A float denotes the shares of a company which are freely bought and sold to the public. These are regular shares that companies issue to the public which in turn are available to be traded by investors. A company will usually identify their float by deducting their restricted stocks, which are shares that cannot be bought or sold absent a special permission from the SEC and are usually issued only to executives and directors, from their outstanding shares or shares that the company has actually issued.
However, a company must first know how much shares they are capable of issuing or how much authorized shares they have. To further understand these let’s take as an example Company QRS which has 1000 shares to be issued. The Company decides to hold an IPO (initial public offering) offering 200 shares and while at the same time providing another 200 shares to its executives.

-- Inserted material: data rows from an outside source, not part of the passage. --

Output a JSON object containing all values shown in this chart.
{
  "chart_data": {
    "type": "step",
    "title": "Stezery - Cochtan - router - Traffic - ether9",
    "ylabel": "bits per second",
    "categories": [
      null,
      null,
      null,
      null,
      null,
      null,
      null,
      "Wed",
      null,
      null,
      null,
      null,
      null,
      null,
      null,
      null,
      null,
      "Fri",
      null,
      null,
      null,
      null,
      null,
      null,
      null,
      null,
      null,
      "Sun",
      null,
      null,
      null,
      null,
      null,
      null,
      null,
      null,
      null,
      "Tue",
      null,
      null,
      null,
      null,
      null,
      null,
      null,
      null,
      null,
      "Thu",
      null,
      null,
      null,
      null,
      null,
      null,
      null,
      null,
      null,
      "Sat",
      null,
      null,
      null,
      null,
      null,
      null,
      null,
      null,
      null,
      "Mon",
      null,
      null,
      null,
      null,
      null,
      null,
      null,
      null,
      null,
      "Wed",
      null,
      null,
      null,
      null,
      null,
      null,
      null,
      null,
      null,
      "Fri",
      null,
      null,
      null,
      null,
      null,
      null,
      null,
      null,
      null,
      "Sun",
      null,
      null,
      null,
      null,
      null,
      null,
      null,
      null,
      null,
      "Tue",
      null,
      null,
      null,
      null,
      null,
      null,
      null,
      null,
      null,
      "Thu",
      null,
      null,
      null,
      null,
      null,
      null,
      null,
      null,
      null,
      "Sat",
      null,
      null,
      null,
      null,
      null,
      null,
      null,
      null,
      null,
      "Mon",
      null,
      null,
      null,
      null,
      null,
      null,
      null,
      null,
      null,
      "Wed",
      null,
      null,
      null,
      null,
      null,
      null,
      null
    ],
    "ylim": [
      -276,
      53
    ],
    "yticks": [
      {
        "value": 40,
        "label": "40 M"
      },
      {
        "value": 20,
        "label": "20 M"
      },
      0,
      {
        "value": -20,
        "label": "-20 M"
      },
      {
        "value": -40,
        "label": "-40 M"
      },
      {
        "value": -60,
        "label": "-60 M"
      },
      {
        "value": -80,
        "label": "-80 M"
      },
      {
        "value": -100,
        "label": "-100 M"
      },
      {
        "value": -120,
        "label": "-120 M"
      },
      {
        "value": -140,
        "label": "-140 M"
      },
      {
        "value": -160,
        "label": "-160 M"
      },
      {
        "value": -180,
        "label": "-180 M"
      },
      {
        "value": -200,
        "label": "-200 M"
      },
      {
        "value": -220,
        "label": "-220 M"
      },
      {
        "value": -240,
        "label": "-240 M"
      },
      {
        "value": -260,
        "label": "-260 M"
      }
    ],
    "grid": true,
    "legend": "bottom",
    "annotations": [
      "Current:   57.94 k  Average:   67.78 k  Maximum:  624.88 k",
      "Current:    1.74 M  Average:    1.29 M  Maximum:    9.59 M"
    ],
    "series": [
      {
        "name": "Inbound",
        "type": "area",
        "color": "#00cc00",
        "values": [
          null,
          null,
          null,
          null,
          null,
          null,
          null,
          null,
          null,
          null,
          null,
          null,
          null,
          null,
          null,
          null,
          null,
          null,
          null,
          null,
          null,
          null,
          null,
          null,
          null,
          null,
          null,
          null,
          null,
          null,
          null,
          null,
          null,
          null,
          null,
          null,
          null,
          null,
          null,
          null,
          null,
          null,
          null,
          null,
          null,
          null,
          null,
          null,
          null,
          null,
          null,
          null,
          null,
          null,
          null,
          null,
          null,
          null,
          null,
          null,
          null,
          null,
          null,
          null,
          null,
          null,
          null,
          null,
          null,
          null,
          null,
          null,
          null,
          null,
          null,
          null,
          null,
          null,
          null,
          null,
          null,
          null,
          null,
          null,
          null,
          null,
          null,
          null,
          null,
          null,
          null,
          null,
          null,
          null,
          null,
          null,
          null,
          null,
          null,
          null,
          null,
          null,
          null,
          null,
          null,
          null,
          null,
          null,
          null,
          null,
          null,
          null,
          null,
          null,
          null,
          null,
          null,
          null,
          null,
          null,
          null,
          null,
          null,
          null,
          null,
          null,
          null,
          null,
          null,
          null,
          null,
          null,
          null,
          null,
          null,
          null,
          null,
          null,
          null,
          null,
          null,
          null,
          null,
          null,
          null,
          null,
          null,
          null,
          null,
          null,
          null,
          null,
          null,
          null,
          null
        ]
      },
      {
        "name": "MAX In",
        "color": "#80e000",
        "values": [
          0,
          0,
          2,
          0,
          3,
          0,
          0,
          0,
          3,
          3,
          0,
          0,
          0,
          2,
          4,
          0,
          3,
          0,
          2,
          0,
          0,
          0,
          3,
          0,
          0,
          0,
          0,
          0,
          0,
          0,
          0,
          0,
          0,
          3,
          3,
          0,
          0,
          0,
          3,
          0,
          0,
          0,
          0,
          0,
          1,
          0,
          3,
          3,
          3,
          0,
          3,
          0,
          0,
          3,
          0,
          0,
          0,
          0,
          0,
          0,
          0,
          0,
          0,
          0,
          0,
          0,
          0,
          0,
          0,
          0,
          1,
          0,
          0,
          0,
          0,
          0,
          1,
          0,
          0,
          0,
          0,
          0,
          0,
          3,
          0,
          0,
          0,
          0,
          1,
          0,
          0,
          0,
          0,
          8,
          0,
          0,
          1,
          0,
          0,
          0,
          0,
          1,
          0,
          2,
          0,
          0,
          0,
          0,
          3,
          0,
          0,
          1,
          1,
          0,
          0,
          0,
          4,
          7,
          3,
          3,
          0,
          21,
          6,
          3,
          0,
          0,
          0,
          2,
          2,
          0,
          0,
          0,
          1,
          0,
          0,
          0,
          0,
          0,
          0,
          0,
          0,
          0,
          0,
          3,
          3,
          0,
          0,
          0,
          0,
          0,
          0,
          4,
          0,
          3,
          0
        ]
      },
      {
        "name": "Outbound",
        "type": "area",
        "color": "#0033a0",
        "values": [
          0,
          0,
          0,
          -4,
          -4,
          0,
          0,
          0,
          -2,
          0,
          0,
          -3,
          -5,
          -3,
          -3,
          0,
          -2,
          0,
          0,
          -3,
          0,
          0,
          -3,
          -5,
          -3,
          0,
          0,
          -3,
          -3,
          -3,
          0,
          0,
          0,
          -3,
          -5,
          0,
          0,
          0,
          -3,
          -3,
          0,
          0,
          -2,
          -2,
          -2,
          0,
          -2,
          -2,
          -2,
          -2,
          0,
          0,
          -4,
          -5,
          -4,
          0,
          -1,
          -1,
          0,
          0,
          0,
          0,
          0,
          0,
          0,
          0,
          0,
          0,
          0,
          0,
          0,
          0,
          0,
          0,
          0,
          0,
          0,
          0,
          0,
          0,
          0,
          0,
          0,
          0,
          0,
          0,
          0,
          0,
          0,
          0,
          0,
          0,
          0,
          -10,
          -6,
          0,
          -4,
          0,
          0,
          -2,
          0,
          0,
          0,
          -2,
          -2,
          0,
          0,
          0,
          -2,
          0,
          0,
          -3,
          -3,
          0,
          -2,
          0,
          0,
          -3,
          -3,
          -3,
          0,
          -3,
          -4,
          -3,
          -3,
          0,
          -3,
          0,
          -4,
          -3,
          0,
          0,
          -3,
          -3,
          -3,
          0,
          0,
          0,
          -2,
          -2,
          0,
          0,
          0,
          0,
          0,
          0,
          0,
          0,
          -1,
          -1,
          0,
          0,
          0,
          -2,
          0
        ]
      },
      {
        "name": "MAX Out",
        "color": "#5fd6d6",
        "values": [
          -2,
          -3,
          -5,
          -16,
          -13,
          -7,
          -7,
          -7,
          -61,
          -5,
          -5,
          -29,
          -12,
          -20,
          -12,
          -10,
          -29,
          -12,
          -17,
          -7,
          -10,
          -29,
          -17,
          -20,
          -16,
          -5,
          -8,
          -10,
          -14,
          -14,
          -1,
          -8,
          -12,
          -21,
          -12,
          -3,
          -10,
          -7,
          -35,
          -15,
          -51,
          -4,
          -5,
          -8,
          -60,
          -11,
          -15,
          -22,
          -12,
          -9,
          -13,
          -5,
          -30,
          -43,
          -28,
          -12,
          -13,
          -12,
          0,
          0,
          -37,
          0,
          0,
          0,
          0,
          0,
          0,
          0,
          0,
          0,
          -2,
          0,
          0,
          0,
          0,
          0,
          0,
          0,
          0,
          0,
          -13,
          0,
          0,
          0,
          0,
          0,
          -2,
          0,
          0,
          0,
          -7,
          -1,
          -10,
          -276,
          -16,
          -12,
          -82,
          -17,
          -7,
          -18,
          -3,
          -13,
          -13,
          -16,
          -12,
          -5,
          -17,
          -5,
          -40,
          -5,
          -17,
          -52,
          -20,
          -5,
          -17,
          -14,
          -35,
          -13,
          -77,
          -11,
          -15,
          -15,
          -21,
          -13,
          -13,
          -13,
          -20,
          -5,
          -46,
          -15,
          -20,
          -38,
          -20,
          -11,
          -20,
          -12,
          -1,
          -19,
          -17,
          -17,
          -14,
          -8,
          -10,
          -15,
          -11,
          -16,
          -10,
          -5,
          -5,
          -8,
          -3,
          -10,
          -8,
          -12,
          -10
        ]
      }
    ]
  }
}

In the example, the company has a total of 1000 authorized shares and 400 outstanding shares. The 200 shares they provided to their executives are the company’s restricted shares. Now, if we deduct the said 200 restricted shares from the 400 outstanding shares, we will get 200 shares of the company as the float which was offered in the IPO.
From this illustration, we can infer that a float is a very important number. It is how an investor in the stock market will know how many shares are actually available to be sold and bought by the general investing public.
Now that we have an idea what public float really means, this news about its planned increase is really a great opportunity. The SEC said that the memorandum circular, once approved, would hike the current public float from 10% to 20%.
The measure, in particular, will make “those planning to list their shares for the first time to comply immediately with a 20% minimum public ownership requirement, while those already listed will be required to increase their public float to at least 15% on or before the end of 2018, and then to at least 20% on or before the end of 2020.”
Therefore, this wonderful chance allows us investors to be able to buy more shares in the stock market. What’s even better is that the SEC is eyeing for it to start on the month of July! So, what are you waiting for? You better save up and be ready to buy more shares!